Album Reviews

Lowell Levinger

Get Together - Banana Recalls Youngbloods Classics

Artist:     Lowell Levinger

Album:     Get Together - Banana Recalls Youngbloods Classics

Label:     Grandpa Raccoon Records

Release Date:     09/11/2015


It seems that 2015 is the year to mark major milestones, especially when it comes to the various 50 year anniversary celebrations. Let’s see — there’s the Grateful Dead, the Jefferson Airplane, “Satisfaction,” “Help”… the list goes on and on. But for those that weren’t members of the A team, the occasion might sadly go unnoticed.

So leave it to Lowell Levinger — who once went under the rather odd nickname “Banana” — to mark the anniversary of the band to which he belonged, the group that was known as the Youngbloods. True, they may not have made quite the same impression that their contemporaries did at the time, but with at least a couple of significant songs that generated permanent placement on oldies radio — those being “Get Together” and “Darkness Darkness” — it’s appropriate that some remembrance is shared, even if it comes from a member of the original ensemble. Thus, Get Together — Banana Recalls Youngbloods Classics offers due homage to a band whose unassuming demeanor made them as much a forewarner of essential Americana as the Byrds, Buffalo Springfield or any California contemporary.

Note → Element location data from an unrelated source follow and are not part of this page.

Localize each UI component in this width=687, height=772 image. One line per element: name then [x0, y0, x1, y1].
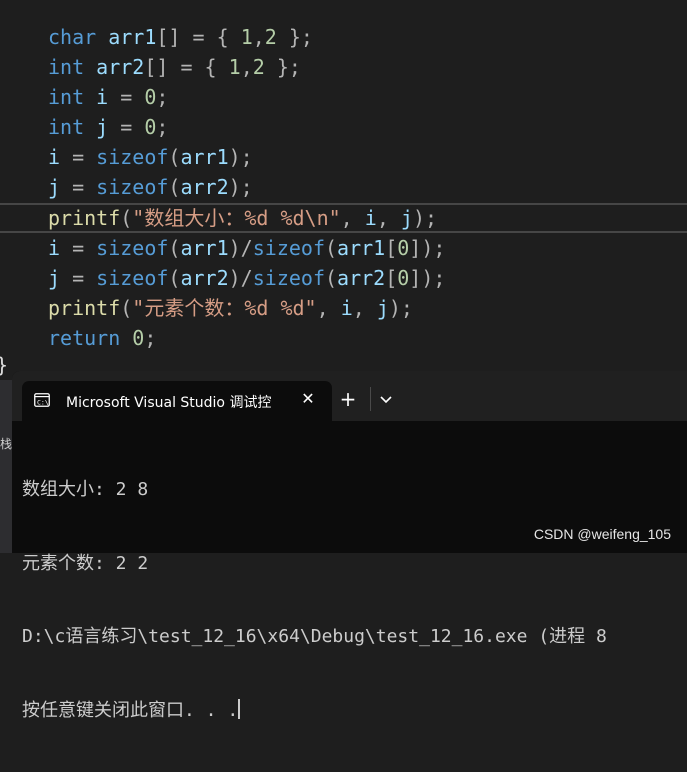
code-line-3: int i = 0; [48, 85, 169, 109]
console-line-1: 数组大小: 2 8 [22, 479, 149, 500]
code-line-7: printf("数组大小：%d %d\n", i, j); [48, 206, 438, 230]
console-line-2: 元素个数: 2 2 [22, 552, 149, 574]
code-line-4: int j = 0; [48, 115, 169, 139]
code-line-1: char arr1[] = { 1,2 }; [48, 25, 313, 49]
console-line-4: 按任意键关闭此窗口. . . [22, 698, 687, 724]
watermark: CSDN @weifeng_105 [533, 526, 671, 542]
text-cursor [238, 698, 241, 719]
code-line-6: j = sizeof(arr2); [48, 175, 253, 199]
code-line-5: i = sizeof(arr1); [48, 145, 253, 169]
terminal-tab-title: Microsoft Visual Studio 调试控 [66, 395, 271, 411]
code-line-2: int arr2[] = { 1,2 }; [48, 55, 301, 79]
console-line-3: D:\c语言练习\test_12_16\x64\Debug\test_12_16… [22, 626, 607, 647]
code-line-10: printf("元素个数：%d %d", i, j); [48, 296, 413, 320]
console-icon: C:\ [34, 393, 50, 407]
code-editor[interactable]: char arr1[] = { 1,2 }; int arr2[] = { 1,… [0, 0, 687, 380]
terminal-tab[interactable]: C:\ Microsoft Visual Studio 调试控 ✕ [22, 381, 332, 421]
code-line-11: return 0; [48, 326, 157, 350]
code-line-8: i = sizeof(arr1)/sizeof(arr1[0]); [48, 236, 446, 260]
close-tab-button[interactable]: ✕ [296, 387, 320, 411]
closing-brace: } [0, 353, 8, 377]
side-panel-fragment: 栈 [0, 437, 13, 451]
console-line-4-text: 按任意键关闭此窗口. . . [22, 699, 239, 721]
terminal-tab-bar: C:\ Microsoft Visual Studio 调试控 ✕ + [12, 371, 687, 421]
chevron-down-icon[interactable] [376, 389, 396, 409]
tab-divider [370, 387, 371, 411]
svg-text:C:\: C:\ [37, 398, 49, 406]
code-line-9: j = sizeof(arr2)/sizeof(arr2[0]); [48, 266, 446, 290]
debug-console-window[interactable]: C:\ Microsoft Visual Studio 调试控 ✕ + 数组大小… [12, 371, 687, 721]
console-output: 数组大小: 2 8 元素个数: 2 2 D:\c语言练习\test_12_16\… [22, 429, 687, 772]
new-tab-button[interactable]: + [336, 387, 360, 411]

It’s apt then that in looking back, Levinger reshuffles these songs with a series of homespun arrangements, bringing in special guests like former bandmate Jesse Colin Young, Ry Cooder, David Grisman, Nina Gerber, Dan Hicks and Peter Rowan to give the recordings an authentic folk-like flair. Accordingly, “Stagger Lee,” “Sugar Babe,” “Euphoria” and, natch, the aforementioned signature songs sound appropriately vintage without distancing them from the originals. “Hippie From Olema,” a dated parody of “Okie from Muskogee,” and the elegiac “On Sir Francis Drake” offer a similar appeal, but it’s the communal spirit that serves the songs best. Consequently, credit Banana for taking an approach that remains as ripe as ever.